Sunday, 2 December 2012

Mind the Over-Sixties, Please!

My current bedtime reading is Dale Ralph Davis' excellent commentary on 1st Kings.  This American Presbyterian Old Testament theologian and preacher has the ability effortlessly`to get to the crux of any passage of Scripture.  His comments on 1st Kings 11:1-13 are most apt at this particular juncture.  Writing about Solomon in his later years he says, commenting on v.4:

"We must take a moment to be frightened.  'When Solomon was old...'  How that ext ought to goad older believers to pray the last petition of the Lord's Prayer (Mt.6:13a).  Is there not a warning to churches as well, who have a fixation on youth ministry and a love-affair with young marrieds and/or young families?  Need we not exercise far more vigilance over our over-sixties crowd, many of whom will doubtless meet the major troubles of their lives in their final years." (Christian Focus, Ross-shire, Scotland, 2002:113).

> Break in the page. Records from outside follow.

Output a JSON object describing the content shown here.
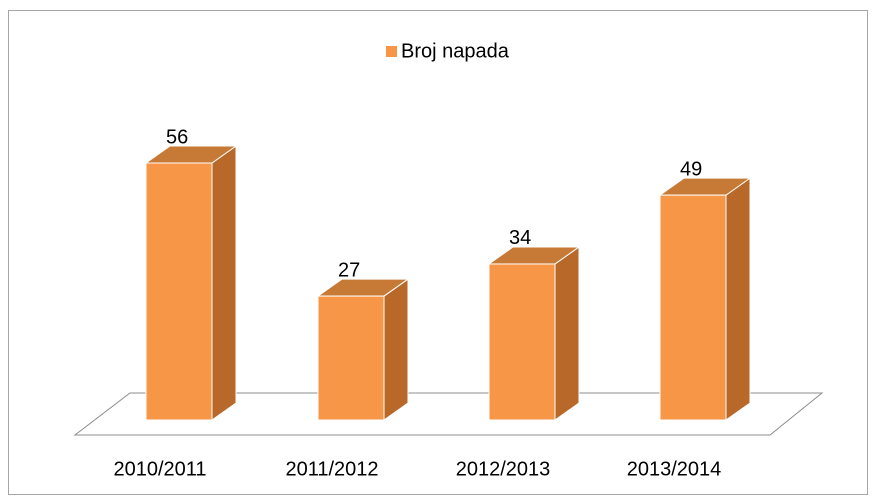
{
  "chart_data": {
    "type": "bar3d",
    "legend": "Broj napada",
    "color": "#f79646",
    "categories": [
      "2010/2011",
      "2011/2012",
      "2012/2013",
      "2013/2014"
    ],
    "values": [
      56,
      27,
      34,
      49
    ]
  }
}
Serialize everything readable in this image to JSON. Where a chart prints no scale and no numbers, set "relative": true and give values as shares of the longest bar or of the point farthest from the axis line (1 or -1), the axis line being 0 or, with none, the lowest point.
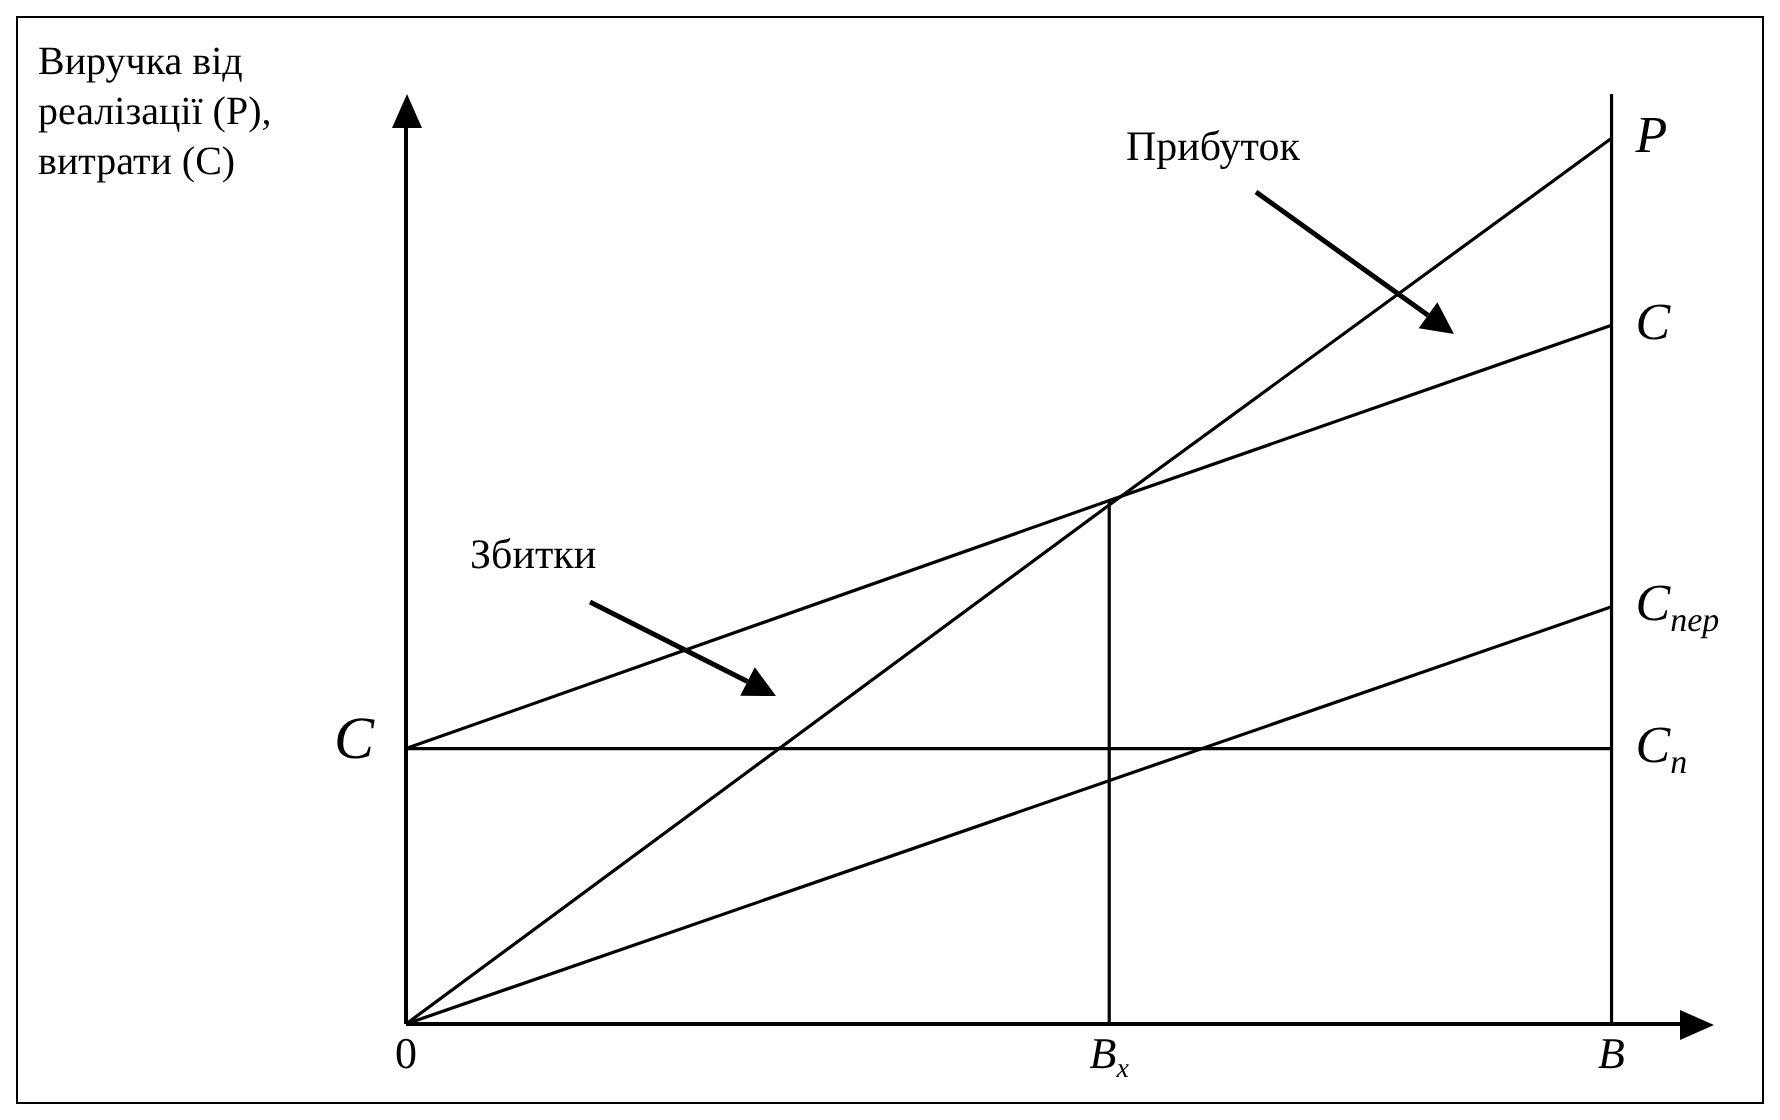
{
  "chart_data": {
    "type": "line",
    "ylabel": "Виручка від реалізації (P), витрати (C)",
    "relative": true,
    "categories": [
      "0",
      null,
      null,
      null,
      null,
      null,
      null,
      "B$_{x}$",
      null,
      null,
      null,
      null,
      "B",
      null
    ],
    "series": [
      {
        "name": "P",
        "color": "#000000",
        "values": [
          0,
          null,
          null,
          null,
          null,
          null,
          null,
          0.586,
          null,
          null,
          null,
          null,
          1,
          null
        ]
      },
      {
        "name": "C",
        "color": "#000000",
        "values": [
          0.311,
          null,
          null,
          null,
          null,
          null,
          null,
          0.591,
          null,
          null,
          null,
          null,
          0.789,
          null
        ]
      },
      {
        "name": "C$_{пер}$",
        "color": "#000000",
        "values": [
          0,
          null,
          null,
          null,
          null,
          null,
          null,
          null,
          null,
          null,
          null,
          null,
          0.471,
          null
        ]
      },
      {
        "name": "C$_{n}$",
        "color": "#000000",
        "values": [
          0.311,
          null,
          null,
          null,
          null,
          null,
          null,
          null,
          null,
          null,
          null,
          null,
          0.311,
          null
        ]
      }
    ],
    "ref_lines": [
      {
        "axis": "x",
        "value": "B$_{x}$"
      },
      {
        "axis": "x",
        "value": "B"
      }
    ],
    "annotations": [
      "Прибуток",
      "Збитки",
      "C"
    ],
    "legend": false,
    "marker": "none",
    "line_style": "solid"
  }
}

What a reminder to the many evangelical churches today that seem to neglect the over-sixties in favour of the worldly-minded and almost exclusive concentration on younger church members and adherents.  Today, the entire church service has to accommodate the YP groups.  The praise has to be modern and contemporary, and never must traditional hymns and Psalms be used.  In many evangelical churches, the thing that meets the eyes first when you enter the church is the church orchestra positioned at the front left or right hand side of the church and pulpit.  In earlier days, the first thing that caught your eye was the pulpit with the Bible on it; or a reading desk with open Bible positioned at or just above church floor level.  But today, it's the church band, or worship band.  What a change!

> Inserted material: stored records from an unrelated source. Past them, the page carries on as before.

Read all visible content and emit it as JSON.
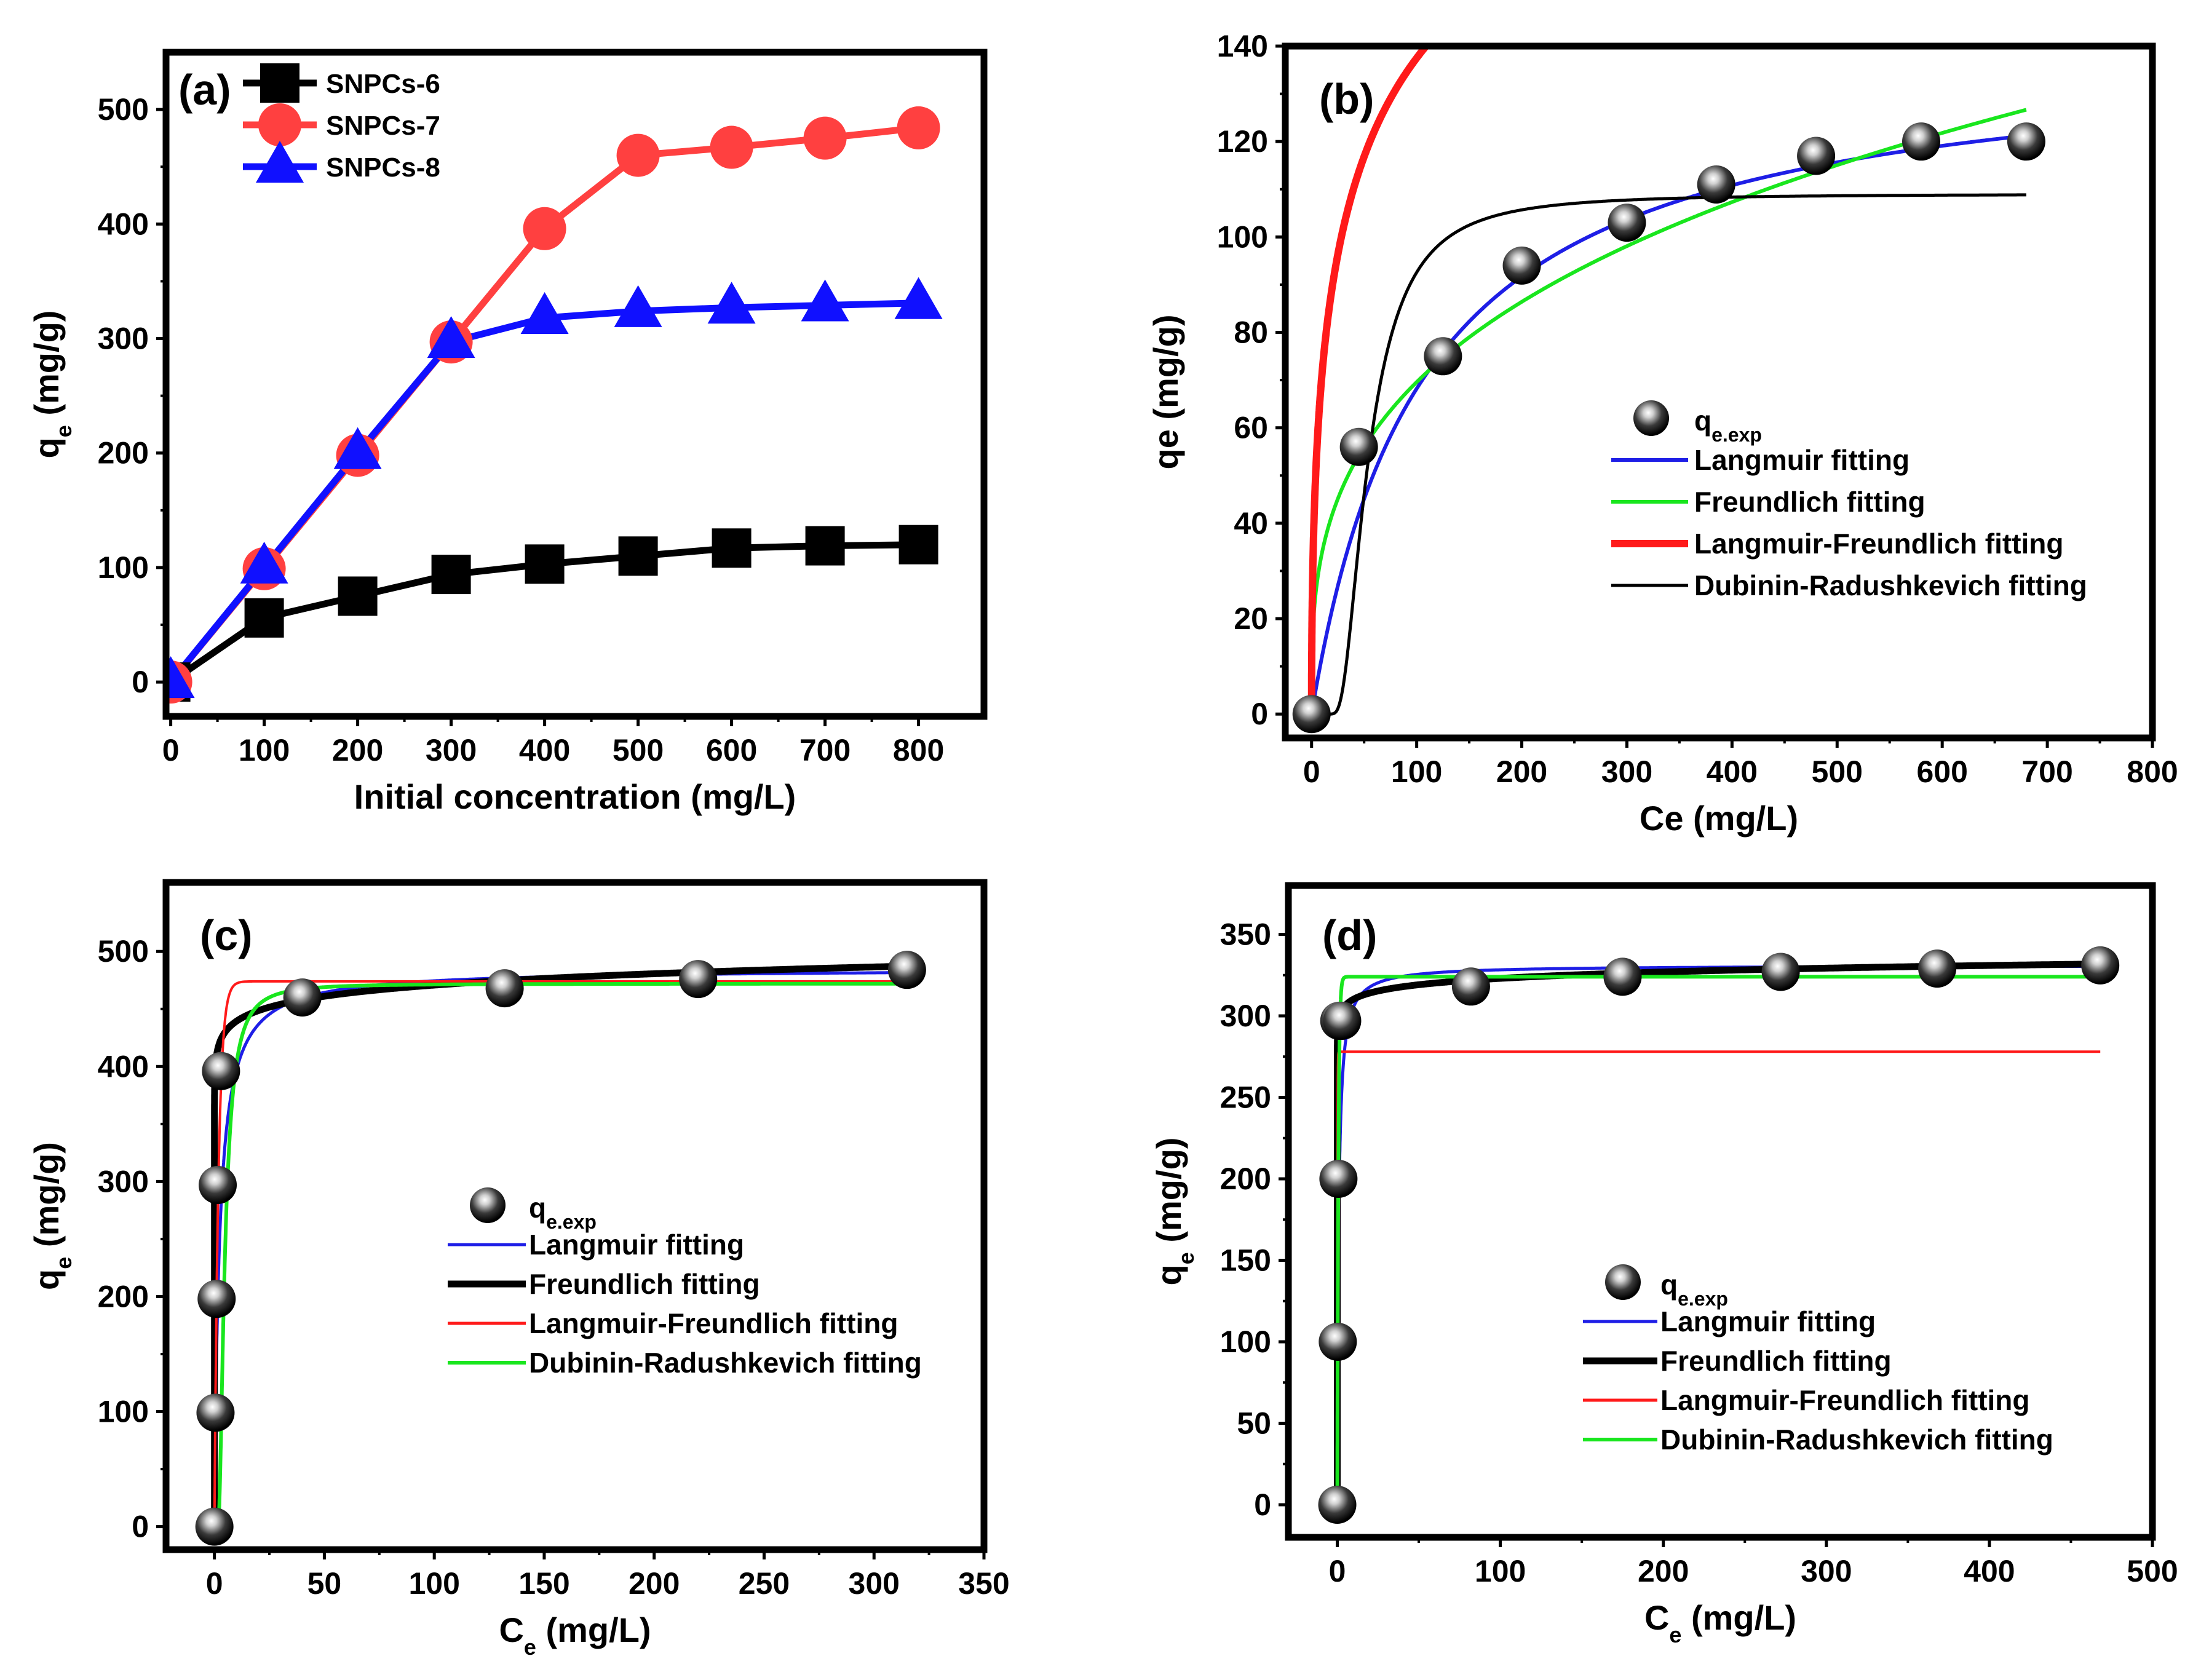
{
  "figure": {
    "colors": {
      "black": "#000000",
      "red": "#ff4040",
      "blue": "#1010ff",
      "green": "#19e61e",
      "langmuir_blue": "#1e1ee6",
      "lf_red": "#ff1a1a"
    }
  },
  "chart_data": [
    {
      "id": "a",
      "type": "line",
      "panel_label": "(a)",
      "xlabel": "Initial concentration (mg/L)",
      "ylabel": "q",
      "ylabel_sub": "e",
      "ylabel_unit": " (mg/g)",
      "xlim": [
        -5,
        870
      ],
      "ylim": [
        -30,
        550
      ],
      "xticks": [
        0,
        100,
        200,
        300,
        400,
        500,
        600,
        700,
        800
      ],
      "yticks": [
        0,
        100,
        200,
        300,
        400,
        500
      ],
      "grid": false,
      "legend_position": "top-left",
      "x": [
        0,
        100,
        200,
        300,
        400,
        500,
        600,
        700,
        800
      ],
      "series": [
        {
          "name": "SNPCs-6",
          "color": "#000000",
          "marker": "square",
          "values": [
            0,
            56,
            75,
            94,
            103,
            110,
            117,
            119,
            120
          ]
        },
        {
          "name": "SNPCs-7",
          "color": "#ff4040",
          "marker": "circle",
          "values": [
            0,
            99,
            198,
            297,
            396,
            460,
            467,
            475,
            484
          ]
        },
        {
          "name": "SNPCs-8",
          "color": "#1010ff",
          "marker": "triangle",
          "values": [
            0,
            100,
            200,
            297,
            318,
            324,
            327,
            329,
            331
          ]
        }
      ]
    },
    {
      "id": "b",
      "type": "scatter",
      "panel_label": "(b)",
      "xlabel": "Ce (mg/L)",
      "ylabel": "qe (mg/g)",
      "xlim": [
        -25,
        800
      ],
      "ylim": [
        -5,
        140
      ],
      "xticks": [
        0,
        100,
        200,
        300,
        400,
        500,
        600,
        700,
        800
      ],
      "yticks": [
        0,
        20,
        40,
        60,
        80,
        100,
        120,
        140
      ],
      "grid": false,
      "legend_position": "center-right",
      "points": {
        "name": "q",
        "name_sub": "e.exp",
        "x": [
          0,
          45,
          125,
          200,
          300,
          385,
          480,
          580,
          680
        ],
        "y": [
          0,
          56,
          75,
          94,
          103,
          111,
          117,
          120,
          120
        ]
      },
      "fits": [
        {
          "name": "Langmuir fitting",
          "color": "#1e1ee6",
          "model": "langmuir",
          "params": {
            "qm": 140,
            "k": 0.0095
          },
          "width": 6
        },
        {
          "name": "Freundlich fitting",
          "color": "#19e61e",
          "model": "freundlich",
          "params": {
            "k": 16.5,
            "n": 0.3125
          },
          "width": 6
        },
        {
          "name": "Langmuir-Freundlich fitting",
          "color": "#ff1a1a",
          "model": "langmuir_freundlich",
          "params": {
            "qm": 240,
            "k": 0.018,
            "n": 0.5
          },
          "width": 12
        },
        {
          "name": "Dubinin-Radushkevich fitting",
          "color": "#000000",
          "model": "dubinin_radushkevich",
          "params": {
            "qm": 109,
            "c": 47,
            "a": 2.4
          },
          "width": 5
        }
      ],
      "fit_x_range": [
        0,
        680
      ]
    },
    {
      "id": "c",
      "type": "scatter",
      "panel_label": "(c)",
      "xlabel": "C",
      "xlabel_sub": "e",
      "xlabel_unit": " (mg/L)",
      "ylabel": "q",
      "ylabel_sub": "e",
      "ylabel_unit": " (mg/g)",
      "xlim": [
        -22,
        350
      ],
      "ylim": [
        -20,
        560
      ],
      "xticks": [
        0,
        50,
        100,
        150,
        200,
        250,
        300,
        350
      ],
      "yticks": [
        0,
        100,
        200,
        300,
        400,
        500
      ],
      "grid": false,
      "legend_position": "center-right",
      "points": {
        "name": "q",
        "name_sub": "e.exp",
        "x": [
          0,
          0.5,
          1,
          1.5,
          3,
          40,
          132,
          220,
          315
        ],
        "y": [
          0,
          99,
          198,
          297,
          396,
          460,
          468,
          476,
          484
        ]
      },
      "fits": [
        {
          "name": "Langmuir fitting",
          "color": "#1e1ee6",
          "model": "langmuir",
          "params": {
            "qm": 485,
            "k": 0.45
          },
          "width": 5
        },
        {
          "name": "Freundlich fitting",
          "color": "#000000",
          "model": "freundlich",
          "params": {
            "k": 410,
            "n": 0.03
          },
          "width": 11
        },
        {
          "name": "Langmuir-Freundlich fitting",
          "color": "#ff1a1a",
          "model": "saturation",
          "params": {
            "qm": 474,
            "k": 0.55
          },
          "width": 4
        },
        {
          "name": "Dubinin-Radushkevich fitting",
          "color": "#19e61e",
          "model": "dubinin_radushkevich",
          "params": {
            "qm": 472,
            "c": 4,
            "a": 2
          },
          "width": 6
        }
      ],
      "fit_x_range": [
        0,
        315
      ]
    },
    {
      "id": "d",
      "type": "scatter",
      "panel_label": "(d)",
      "xlabel": "C",
      "xlabel_sub": "e",
      "xlabel_unit": " (mg/L)",
      "ylabel": "q",
      "ylabel_sub": "e",
      "ylabel_unit": " (mg/g)",
      "xlim": [
        -30,
        500
      ],
      "ylim": [
        -20,
        380
      ],
      "xticks": [
        0,
        100,
        200,
        300,
        400,
        500
      ],
      "yticks": [
        0,
        50,
        100,
        150,
        200,
        250,
        300,
        350
      ],
      "grid": false,
      "legend_position": "bottom-right",
      "points": {
        "name": "q",
        "name_sub": "e.exp",
        "x": [
          0,
          0.3,
          0.7,
          1.2,
          3,
          82,
          175,
          272,
          368,
          468
        ],
        "y": [
          0,
          100,
          200,
          297,
          297,
          318,
          324,
          327,
          329,
          331
        ]
      },
      "fits": [
        {
          "name": "Langmuir fitting",
          "color": "#1e1ee6",
          "model": "langmuir",
          "params": {
            "qm": 331,
            "k": 1.2
          },
          "width": 5
        },
        {
          "name": "Freundlich fitting",
          "color": "#000000",
          "model": "freundlich",
          "params": {
            "k": 298,
            "n": 0.0175
          },
          "width": 11
        },
        {
          "name": "Langmuir-Freundlich fitting",
          "color": "#ff1a1a",
          "model": "saturation",
          "params": {
            "qm": 278,
            "k": 8
          },
          "width": 4
        },
        {
          "name": "Dubinin-Radushkevich fitting",
          "color": "#19e61e",
          "model": "saturation",
          "params": {
            "qm": 324,
            "k": 1.5
          },
          "width": 6
        }
      ],
      "fit_x_range": [
        0,
        468
      ]
    }
  ]
}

There are multiple organisations for every age-group but not much for the over-sixties (though some churches have a monthly meeting for the 'silver threads' age group.  But the church's fixation with youths and their worldly culture is increasing as it is nauseating.  Her love-affair with young families to the exclusion of older families is staring any objective observer right in the face.

But if Davis is correct, and I suspect he is, then the church has a pastoral responsibility for those of riper years who, like Solomon, might find themselves being drawn away from the Lord by other things.  And it starts in the 'heart.'  It is a matter of the heart.  This term appears five times in verses 2-4.  The heart!  This is a hidden departure from the Lord that may not be seen for years; but it is nonetheless real, and very dangerous spiritually.  But the churches, with all their well academically qualified and trained ministers do not seem to recognise this as a pastoral reality.  The 'oldies' just do not matter.

But let everything be done for the young people.